Meryl Streep, actress: “Lois Smith had a giant heart and a gorgeous spirit that paraded up and down the press line in her signature red coat (so the clients could always find her in the screaming crowd). Her unmatched joviality in what can be a craven business, her hardheaded soft heart was what steered and sustained her clients through the hyperbolic crush of media exposure. We all loved her and depended on her, and she is the last of her line to have had unquestioned authority over the paparazzi. When she swept her arm, they scattered, in amused deference and real respect.”
Martin Scorsese, director: “Lois Smith was a legend: warm, wise, funny and generous — one of the sharpest people in the business. She was my friend, and I am lucky to have known and worked with her.”

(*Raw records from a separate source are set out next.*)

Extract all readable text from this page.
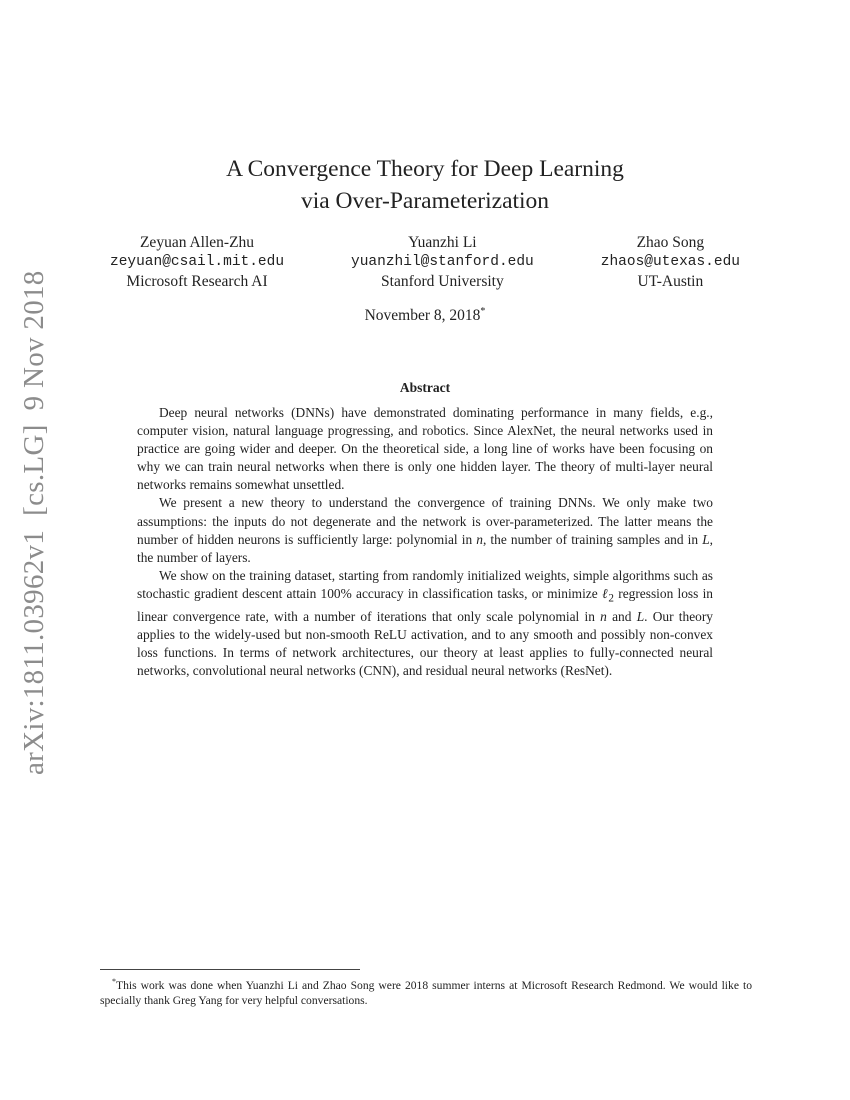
arXiv:1811.03962v1[cs.LG]9 Nov 2018
A Convergence Theory for Deep Learning
via Over-Parameterization
Zeyuan Allen-Zhu
zeyuan@csail.mit.edu
Microsoft Research AI
Yuanzhi Li
yuanzhil@stanford.edu
Stanford University
Zhao Song
zhaos@utexas.edu
UT-Austin
November 8, 2018*
Abstract

Deep neural networks (DNNs) have demonstrated dominating performance in many fields, e.g., computer vision, natural language progressing, and robotics. Since AlexNet, the neural networks used in practice are going wider and deeper. On the theoretical side, a long line of works have been focusing on why we can train neural networks when there is only one hidden layer. The theory of multi-layer neural networks remains somewhat unsettled.

We present a new theory to understand the convergence of training DNNs. We only make two assumptions: the inputs do not degenerate and the network is over-parameterized. The latter means the number of hidden neurons is sufficiently large: polynomial in n, the number of training samples and in L, the number of layers.

We show on the training dataset, starting from randomly initialized weights, simple algorithms such as stochastic gradient descent attain 100% accuracy in classification tasks, or minimize ℓ$_2$ regression loss in linear convergence rate, with a number of iterations that only scale polynomial in n and L. Our theory applies to the widely-used but non-smooth ReLU activation, and to any smooth and possibly non-convex loss functions. In terms of network architectures, our theory at least applies to fully-connected neural networks, convolutional neural networks (CNN), and residual neural networks (ResNet).

*This work was done when Yuanzhi Li and Zhao Song were 2018 summer interns at Microsoft Research Redmond. We would like to specially thank Greg Yang for very helpful conversations.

Ethan Hawke, actor: “I met Lois in the days after Dead Poets Society was released. Her big advice to me was not to think about publicity — think about reaching my potential. If I did that, the publicity would take care of itself. Her confidence, love and empathy were always inspiring. There will not be another Lois Smith. She was a lion.”
Rosie O’Donnell, comedian: “Lois was a force of nature who loved her clients with a fierce loyalty and a huge open heart that went far beyond show business.”
Leslee Dart, founder and CEO, 42West: “Back in the mid-’80s, public relations was a business that welcomed women, but Lois was unique. There were enough people out there who were screaming, arrogant, opinionated and forceful. Before I met Lois, those were all the role models I could have had. But she taught me you could be powerful, successful, kind and considerate all at the same time. She was my partner, very much a mother figure and at the same time one of my best friends. By choice, we shared an office for more than 15 years. Lois referred to us as the original odd couple because she never met a piece of paper that she didn’t need to keep, and I didn’t have a paper clip out of place on my desk. Her clients became her friends. When Lois had heart surgery a few years after she retired, I went to visit her, and there, in the middle of her NYU hospital room, sitting on the bed — with a roommate a curtain away — was Meryl Streep giving Lois a pedicure. And they were just having girl talk. Their relationship wasn’t just about photo shoots and 60 Minutes and The New York Times. They knew each other’s children, and their children knew each other. I mean, Bob Redford is her daughter’s godfather.”